Allocation of FX reserves matters to national wealth. As of June, China held US$3.21trn (~30.4% of GDP) in FX reserves, representing a major part of its external wealth. As forex rates move, the currency composition will affect the value of the reserves; and thus, changes in the reserves can fail to capture the true picture of FX flows. China is the world’s largest holder of reserves (29.3%) and its currency portfolio has profound implications on global asset prices and market dynamics. Perhaps because of this, China – like Japan – does not disclose the composition of its currency reserves.

We use central bank statistics to uncover the currency composition of China’s reserves.
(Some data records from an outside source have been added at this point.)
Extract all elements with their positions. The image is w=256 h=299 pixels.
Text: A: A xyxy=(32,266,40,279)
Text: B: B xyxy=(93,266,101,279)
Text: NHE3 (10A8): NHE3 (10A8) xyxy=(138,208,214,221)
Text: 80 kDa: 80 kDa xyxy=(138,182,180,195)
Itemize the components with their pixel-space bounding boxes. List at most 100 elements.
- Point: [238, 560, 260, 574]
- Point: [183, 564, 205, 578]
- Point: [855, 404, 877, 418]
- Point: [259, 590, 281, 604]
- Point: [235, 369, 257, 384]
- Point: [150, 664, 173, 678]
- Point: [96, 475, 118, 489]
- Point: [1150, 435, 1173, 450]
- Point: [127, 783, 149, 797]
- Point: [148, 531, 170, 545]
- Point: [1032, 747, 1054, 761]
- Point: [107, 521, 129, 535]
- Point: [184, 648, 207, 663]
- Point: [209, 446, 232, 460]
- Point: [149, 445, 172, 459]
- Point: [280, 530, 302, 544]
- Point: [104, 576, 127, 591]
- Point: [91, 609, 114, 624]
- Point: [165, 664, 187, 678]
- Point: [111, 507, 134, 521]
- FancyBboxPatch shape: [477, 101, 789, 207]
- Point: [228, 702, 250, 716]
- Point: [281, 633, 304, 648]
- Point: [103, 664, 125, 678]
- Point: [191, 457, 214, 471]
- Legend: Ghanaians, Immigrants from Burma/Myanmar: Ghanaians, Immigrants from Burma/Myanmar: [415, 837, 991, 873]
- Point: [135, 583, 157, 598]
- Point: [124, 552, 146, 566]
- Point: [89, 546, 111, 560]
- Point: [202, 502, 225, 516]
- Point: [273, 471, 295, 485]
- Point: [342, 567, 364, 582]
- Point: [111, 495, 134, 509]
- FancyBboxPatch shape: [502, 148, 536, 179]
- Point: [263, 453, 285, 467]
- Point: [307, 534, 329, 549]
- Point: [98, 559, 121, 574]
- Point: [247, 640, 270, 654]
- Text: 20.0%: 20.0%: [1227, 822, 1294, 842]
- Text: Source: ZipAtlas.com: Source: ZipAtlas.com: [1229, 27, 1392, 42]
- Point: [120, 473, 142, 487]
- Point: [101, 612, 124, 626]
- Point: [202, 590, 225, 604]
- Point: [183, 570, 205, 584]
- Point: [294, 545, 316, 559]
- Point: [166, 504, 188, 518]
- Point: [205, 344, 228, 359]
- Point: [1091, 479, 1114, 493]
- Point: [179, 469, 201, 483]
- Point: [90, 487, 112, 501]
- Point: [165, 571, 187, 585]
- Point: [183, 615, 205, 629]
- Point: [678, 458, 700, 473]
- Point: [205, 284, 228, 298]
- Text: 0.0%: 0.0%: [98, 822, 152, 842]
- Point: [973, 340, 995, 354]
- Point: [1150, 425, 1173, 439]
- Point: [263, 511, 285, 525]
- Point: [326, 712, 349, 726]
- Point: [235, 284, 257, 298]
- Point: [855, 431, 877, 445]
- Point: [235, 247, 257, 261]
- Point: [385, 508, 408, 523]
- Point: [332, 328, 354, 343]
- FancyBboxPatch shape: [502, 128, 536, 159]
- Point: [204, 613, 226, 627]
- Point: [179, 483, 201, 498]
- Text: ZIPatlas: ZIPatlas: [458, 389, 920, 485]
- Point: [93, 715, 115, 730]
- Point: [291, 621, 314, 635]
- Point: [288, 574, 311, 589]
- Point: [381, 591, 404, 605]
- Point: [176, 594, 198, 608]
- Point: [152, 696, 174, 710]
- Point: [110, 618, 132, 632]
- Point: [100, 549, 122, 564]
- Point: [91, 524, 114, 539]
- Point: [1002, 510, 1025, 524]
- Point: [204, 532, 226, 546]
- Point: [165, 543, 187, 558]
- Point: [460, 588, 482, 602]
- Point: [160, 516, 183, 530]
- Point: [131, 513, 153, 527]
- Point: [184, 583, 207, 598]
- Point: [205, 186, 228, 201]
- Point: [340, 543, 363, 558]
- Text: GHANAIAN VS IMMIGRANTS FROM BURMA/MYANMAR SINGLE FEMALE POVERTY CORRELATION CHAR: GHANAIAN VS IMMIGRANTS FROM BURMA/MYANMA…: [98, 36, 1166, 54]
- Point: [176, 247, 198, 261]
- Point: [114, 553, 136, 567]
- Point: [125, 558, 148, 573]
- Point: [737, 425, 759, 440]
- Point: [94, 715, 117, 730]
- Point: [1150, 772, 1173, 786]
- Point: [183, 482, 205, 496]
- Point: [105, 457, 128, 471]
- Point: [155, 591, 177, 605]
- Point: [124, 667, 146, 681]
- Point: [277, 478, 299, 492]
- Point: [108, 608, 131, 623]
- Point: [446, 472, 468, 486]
The PBoC releases monthly data on its FX reserves and FX purchase positions – the cumulative amount of RMB it has sold to purchase FX. The former are based on the market value and reported in USD, while the latter are based on the book value and reported in RMB. The discrepancy between them can be largely attributed to exchange rate movements, especially if investment returns are a stable flow (included in the reserves, but not the position). Using Bayesian regression, we examine how this gap responds to the movements of the EUR, GBP, and JPY and hence identify their weights in China’s reserves:

USD overwhelmingly dominant with ~66.7% share, higher than the 63.6% in the world’s reserves as reported by the IMF. This appears consistent with the US Treasury Department’s disclosure that China held US$1.24trn, or 38.6% of the reserves, in US treasuries as of April, not including its holdings via third parties or of other USD assets. China puts a major share of its reserves in US treasuries because they are the only market vast enough to accommodate its investment and the USD is the leading currency for external payments.

EUR assets ~19.6% of China’s reserves, below the world’s 20.4%. The global financial crisis underscores the importance of diversifying reserve investments. China seems to have increased its EUR exposure in recent years, despite the European debt crisis.

GPB’s share is ~10.6%, higher than the world benchmark of 4.8%. The Brexit has sent the EUR and the GPB down by 3.1% and 11.3% (as of July 15). Given their weights, the exchange rate movements would have posed a loss of US$57.4bn for China.

JPY underweight at ~3.1%, lower than the world’s 4.1%. It is in line with China’s holding of JPY9.5trn of Japanese bonds, or ~2.36% of the reserves by end-2015, as revealed by the Bank of Japan. The JPY’s remarkable appreciation (+14.6% YTD) should have added US$15.1bn to China’s reserves.

China’s allocation is skewed towards the USD and GBP and away from the JPY, relative to the world’s reserve portfolio. The separate identification of the RMB in IMF data on international reserves starting October will make the currency composition of China’s reserves even more different from that of the world’s, as the RMB to be used by China for external payments is not counted as reserves.